Mansplaining

One of the interesting things about the technological world is that new, precise terminology develops really quickly. This can be confusing and a barrier to understanding things, but when it bleeds over into culture surrounding technology (e.g. newsgroups back in the day and social networking sites now), there’s great jargon that really captures cultural phenomenon.  Today, I learned the term “mansplain” through meta-comments about a blog post.  Urban Dictionary defines “mainsplain” as:

To explain in a patronizing manner, assuming total ignorance on the part of those listening. The mansplainer is often shocked and hurt when their mansplanation is not taken as absolute fact, criticized or even rejected altogether.

I’ve definitely been guilty of this.  The example that weighs heavily in my memory happened on a trip back home during my freshman year of college.  I had just participated in reading Naomi Wolf’s “The Beauty Myth” as part of a university-wide reading program.  It was really an eye-opening book for me because it described cultural pressures and beauty standards that, as a man, I really didn’t have to think about or deal with.  I was excited by my new-found consciousness and filled with moral outrage about the injustice of gendered beauty standards.  On my trip back, I went with my family to one of my brother’s quiz bowl competitions.  In talking with one of his female teammates, the subject shifted to gender and appearance.  I began to describe “The Beauty Myth” and how culture and mass media oppressed women and suggested that she read the book.  My brother’s teammate cut me off.  “I don’t read that dykey stuff,” she replied shortly.

Until recently, this story sat in my mind as an example of how ideas that restrict someone can be internalized, but now I see it as a possible response to my mansplaining.  Surely, a young woman participating in an intellectual competition, thick with geeky connotations, where women were definitely in the minority didn’t need to have gendered double standards explained to her.  This kind of mansplaining seems particularly problematic because it’s pedantically clobbering someone about issues of gender.  This is easy for me, and likely other men, to do because part of male privilege and the expectations and behaviors that perpetuate it is that men aren’t supposed to think about how our lives are mediataed by gender.  So, it’s a lot easier to try to front with presumed expertise when we learn about how gender works in our society from books or descriptions of other people’s experience than to describe and analyze our own experiences with gender.

What is the remedy?  It seems so difficult when I feel conditioned to mansplained.

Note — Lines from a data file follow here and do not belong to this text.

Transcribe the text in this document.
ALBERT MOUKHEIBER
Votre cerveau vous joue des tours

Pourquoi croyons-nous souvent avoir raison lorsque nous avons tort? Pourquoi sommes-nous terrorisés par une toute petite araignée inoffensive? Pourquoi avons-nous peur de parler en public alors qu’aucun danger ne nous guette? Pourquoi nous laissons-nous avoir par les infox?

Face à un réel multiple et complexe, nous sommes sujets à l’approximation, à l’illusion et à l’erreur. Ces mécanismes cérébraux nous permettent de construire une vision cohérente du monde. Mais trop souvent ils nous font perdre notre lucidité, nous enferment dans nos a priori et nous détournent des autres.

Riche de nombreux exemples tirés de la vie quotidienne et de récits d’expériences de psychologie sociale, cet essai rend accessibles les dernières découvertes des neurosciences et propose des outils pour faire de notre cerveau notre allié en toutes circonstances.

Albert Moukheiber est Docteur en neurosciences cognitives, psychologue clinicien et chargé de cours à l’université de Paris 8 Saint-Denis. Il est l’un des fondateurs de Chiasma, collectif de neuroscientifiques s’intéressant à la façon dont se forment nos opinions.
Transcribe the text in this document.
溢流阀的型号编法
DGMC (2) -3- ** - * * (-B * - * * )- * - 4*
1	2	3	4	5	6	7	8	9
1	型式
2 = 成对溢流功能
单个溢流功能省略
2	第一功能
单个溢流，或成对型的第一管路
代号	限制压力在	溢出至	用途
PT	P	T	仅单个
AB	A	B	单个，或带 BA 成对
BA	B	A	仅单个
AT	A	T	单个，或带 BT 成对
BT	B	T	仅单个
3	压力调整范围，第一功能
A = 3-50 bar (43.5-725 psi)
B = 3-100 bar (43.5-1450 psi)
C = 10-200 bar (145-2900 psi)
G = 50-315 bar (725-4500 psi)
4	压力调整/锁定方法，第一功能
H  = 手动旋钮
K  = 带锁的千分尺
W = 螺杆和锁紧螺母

The familiar elementary school report is just one example of how our culture values singular expertise on a subject and assumes that the non-expert doesn’t have anything to contribute to the teaching or learning process.  I feel like I get most of my validation from the things that I do that are perceived as having the most exclusive knowledge.  Do I get validation because I enjoy writing computer programs or do I write computer programs because it’s something that is culturally perceived as challenging and talent-requiring?  What can individuals do with skills or knowledge other than demonstrate their expertise?

I can answer the last question at least.  We can do stuff.  And one thing that is incredibly helpful to me is to do things where I am most definitely and perpetually not expert.  It forces me to appreciate the abilities or knowledge of others and learn from them.  Playing music is one of those things and playing soccer is another.  When I think about gender, it’s hard not to think about soccer because playing it, for me, has always involved playing with women, but the institution has also seemed so male dominated.  It’s easy for me to fetishize women who play on otherwise all-boys high school teams, or who are the sole lady at the pick-up game, and it’s compelling to say, “I know what you’re facing, I can see how the pressures and expectations of gender are playing themselves out on this field.”  But, really, we know these things because we live them, on one side of the gender divide or the other, and we can do our best to make these spaces in our lives more gender equal.  Finally, I rely on soccer as an example of personal changes in gendered interactions because it’s so obvious that what, beyond “teaching” someone skills or pointing out their minority status in the game, what will really benefit women playing in mostly-male soccer games benefits most men too.  It doesn’t elevate the game when any player makes assumptions about the skills of their teammates.  It’s not fun for everyone when two dudes start yelling at each other over some foul.  And it doesn’t make anyone more skillful when a handful of skilled players hog the ball and are oblivious to their teammates.  It’s pretty clear in this example, but generally true, I think.  While gendered expectations benefit men in a lot of ways, they also restrict us.